JAN
4
2008

Creole support

So I have been working on a Wiki parser in Qt and so far have most of the basic cases working. I tried two approaches one with a series of regexps and the other using a tokenizing parser.

Well the regexp one gave some very nice quick results but the corner cases proved too much for QRegExp and my utter lack of regexp-fu. Next was to try a tokenizing parser. This was amusing since I have not touched parsers in almost 10 years now, so it was mostly a refresher course. So far this has been slower progress, but things are more reliable and tests seem to be passing and staying passing. With the regexp approach things seemed kinda fragile. Now I am utterly useless with lex/yacc so I am still doing it by hand, but I have encapsulated things so that at a later date the grammar portion can be cleaned up and the rest can remain unchanged. Ideally when things take off here I can get more people interested who know more about parsers.

Once the XHTML backend is done then I can start on the QTextDocument backend. One nice thing about this approach is that one can basically provide a WYSIWYG wiki editor to any QTextEditor widget with one line of code. Damn it feels good to be a KDE Developer ;)

Comments

FYI the markup I am using is documented at: http://www.wikicreole.org.

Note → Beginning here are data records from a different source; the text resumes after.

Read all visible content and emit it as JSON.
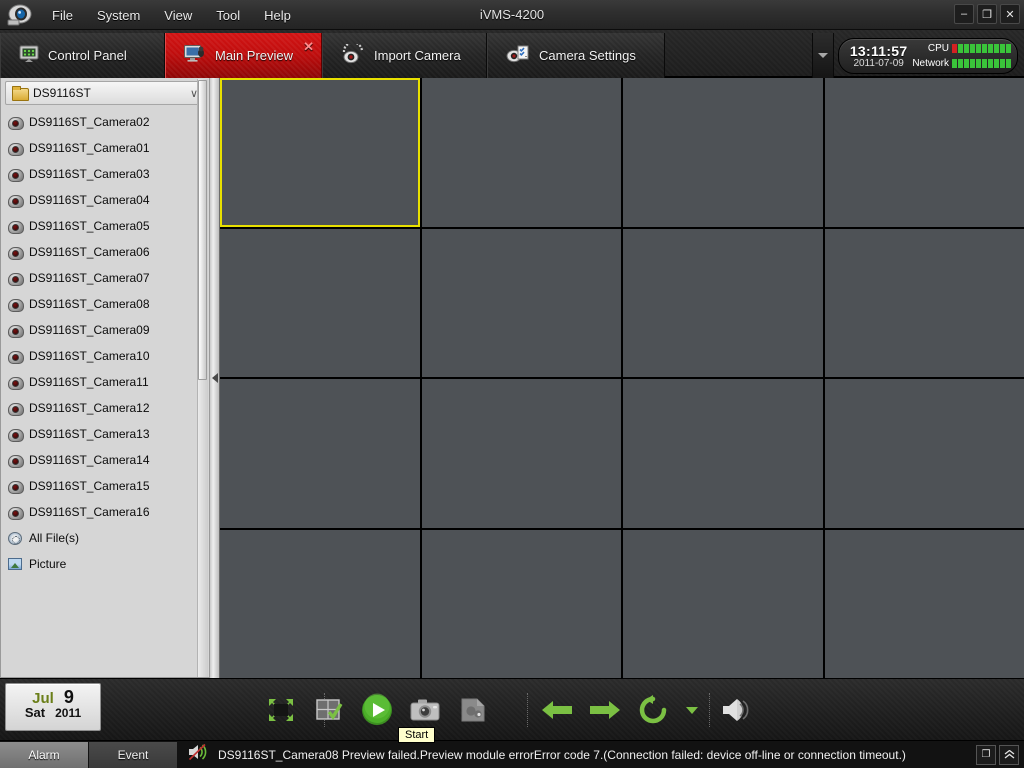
{
  "window": {
    "title": "iVMS-4200",
    "minimize_label": "–",
    "maximize_label": "❐",
    "close_label": "✕"
  },
  "menubar": {
    "items": [
      {
        "label": "File"
      },
      {
        "label": "System"
      },
      {
        "label": "View"
      },
      {
        "label": "Tool"
      },
      {
        "label": "Help"
      }
    ]
  },
  "tabs": [
    {
      "label": "Control Panel",
      "icon": "control-panel-icon",
      "active": false
    },
    {
      "label": "Main Preview",
      "icon": "monitor-icon",
      "active": true,
      "close_label": "✕"
    },
    {
      "label": "Import Camera",
      "icon": "camera-icon",
      "active": false
    },
    {
      "label": "Camera Settings",
      "icon": "camera-settings-icon",
      "active": false
    }
  ],
  "status_panel": {
    "time": "13:11:57",
    "date": "2011-07-09",
    "cpu_label": "CPU",
    "network_label": "Network",
    "cpu_segments": 10,
    "cpu_red_segments": 1,
    "network_segments": 10,
    "network_red_segments": 0,
    "green": "#3ac43a",
    "red": "#d42222"
  },
  "sidebar": {
    "group": {
      "label": "DS9116ST",
      "chevron": "∨"
    },
    "cameras": [
      {
        "label": "DS9116ST_Camera02"
      },
      {
        "label": "DS9116ST_Camera01"
      },
      {
        "label": "DS9116ST_Camera03"
      },
      {
        "label": "DS9116ST_Camera04"
      },
      {
        "label": "DS9116ST_Camera05"
      },
      {
        "label": "DS9116ST_Camera06"
      },
      {
        "label": "DS9116ST_Camera07"
      },
      {
        "label": "DS9116ST_Camera08"
      },
      {
        "label": "DS9116ST_Camera09"
      },
      {
        "label": "DS9116ST_Camera10"
      },
      {
        "label": "DS9116ST_Camera11"
      },
      {
        "label": "DS9116ST_Camera12"
      },
      {
        "label": "DS9116ST_Camera13"
      },
      {
        "label": "DS9116ST_Camera14"
      },
      {
        "label": "DS9116ST_Camera15"
      },
      {
        "label": "DS9116ST_Camera16"
      }
    ],
    "misc": [
      {
        "label": "All File(s)",
        "icon": "all-files-icon"
      },
      {
        "label": "Picture",
        "icon": "picture-icon"
      }
    ]
  },
  "grid": {
    "rows": 4,
    "columns": 4,
    "selected_cell": 0,
    "cell_color": "#4e5256",
    "selection_color": "#e8e000"
  },
  "calendar": {
    "month": "Jul",
    "day": "9",
    "weekday": "Sat",
    "year": "2011"
  },
  "toolbar": {
    "buttons": [
      {
        "name": "full-screen-button",
        "icon": "fullscreen-icon"
      },
      {
        "name": "layout-button",
        "icon": "layout-check-icon"
      },
      {
        "name": "start-button",
        "icon": "play-icon"
      },
      {
        "name": "capture-button",
        "icon": "camera-snapshot-icon"
      },
      {
        "name": "record-button",
        "icon": "record-icon"
      },
      {
        "name": "previous-button",
        "icon": "arrow-left-icon"
      },
      {
        "name": "next-button",
        "icon": "arrow-right-icon"
      },
      {
        "name": "loop-button",
        "icon": "refresh-icon"
      },
      {
        "name": "loop-dropdown",
        "icon": "chevron-down-icon"
      },
      {
        "name": "volume-button",
        "icon": "speaker-icon"
      }
    ],
    "tooltip": "Start"
  },
  "statusbar": {
    "tabs": [
      {
        "label": "Alarm",
        "selected": true
      },
      {
        "label": "Event",
        "selected": false
      }
    ],
    "speaker_icon": "speaker-muted-icon",
    "message": "DS9116ST_Camera08 Preview failed.Preview module errorError code 7.(Connection failed: device off-line or connection timeout.)",
    "buttons": [
      {
        "name": "restore-panel-button",
        "label": "❐"
      },
      {
        "name": "collapse-panel-button",
        "label": "«"
      }
    ]
  }
}
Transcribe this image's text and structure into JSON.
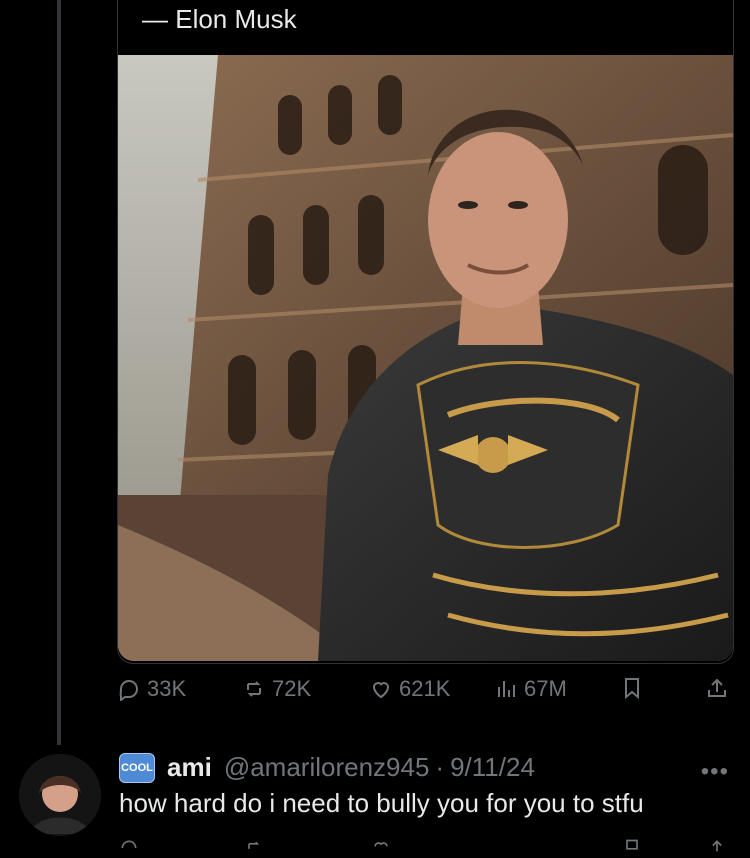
{
  "quote": {
    "attribution": "— Elon Musk"
  },
  "image": {
    "description_icon": "photo"
  },
  "actions": {
    "replies": "33K",
    "reposts": "72K",
    "likes": "621K",
    "views": "67M"
  },
  "reply": {
    "badge": "COOL",
    "name": "ami",
    "handle": "@amarilorenz945",
    "separator": "·",
    "date": "9/11/24",
    "text": "how hard do i need to bully you for you to stfu",
    "more": "•••"
  },
  "colors": {
    "muted": "#71767b",
    "text": "#e7e9ea",
    "bg": "#000000",
    "badge": "#4f8ad7"
  }
}
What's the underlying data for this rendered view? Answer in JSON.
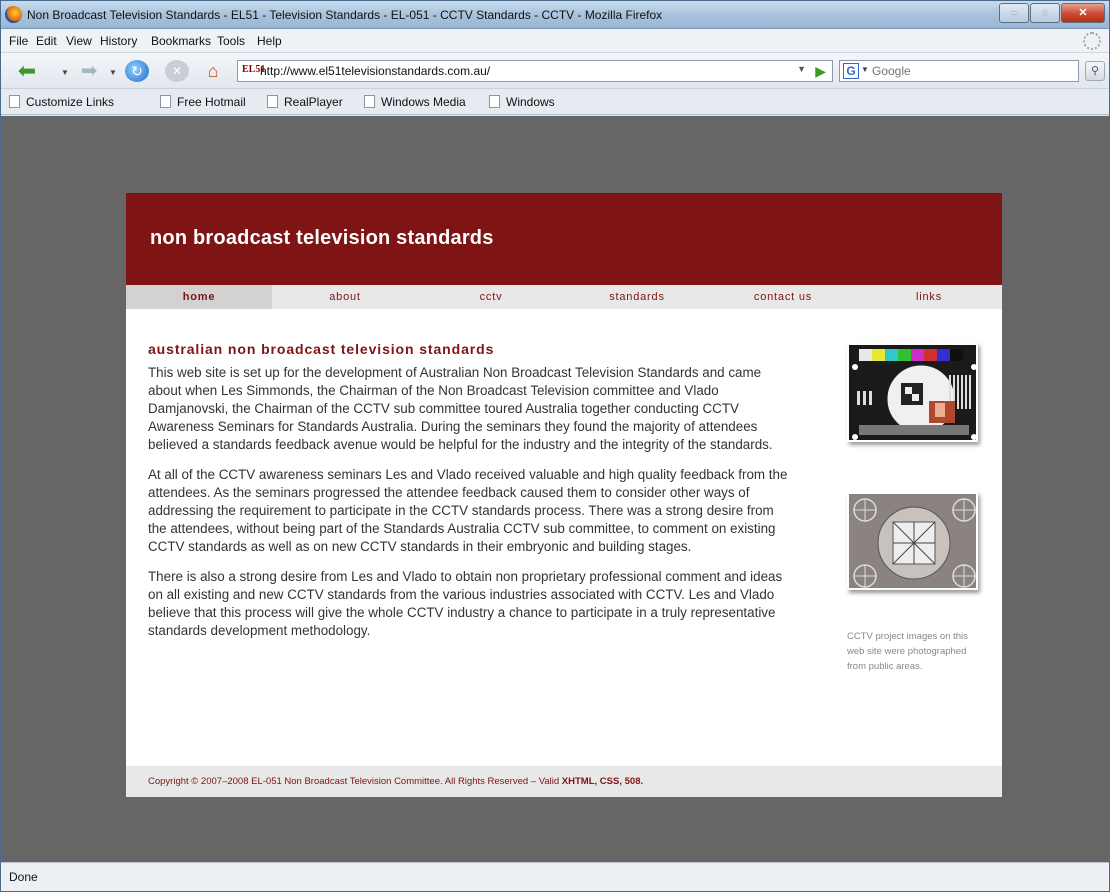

By Ian Reinhart Geiser at Fri, 01/04/2008 - 13:37

no Mediawiki then...


By Jarosław Staniek at Fri, 01/04/2008 - 15:14

Its close enough that most markup won't be noticed. I toyed with MediaWiki support (there actually is no reason why we cant drop out the grammar part of the parser and replace it with a MediaWiki one though) but Creole was far simpler and had fewer inconsistencies. Now markup is a moot point for WYSIWYG, but the main feature of Wiki vs XML, or HTML is that its MUCH MUCH easier to diff and merge without trashing the output.


By Ian Reinhart Geiser at Fri, 01/04/2008 - 17:44

Since there are already parts of KDE that depend on boost, it might makes sense to take a look at Spirit (http://www.boost.org/libs/spirit/index.html). It's a C++ parser generator framework with EBNF like syntax.


By Christian Loose at Sat, 01/05/2008 - 10:34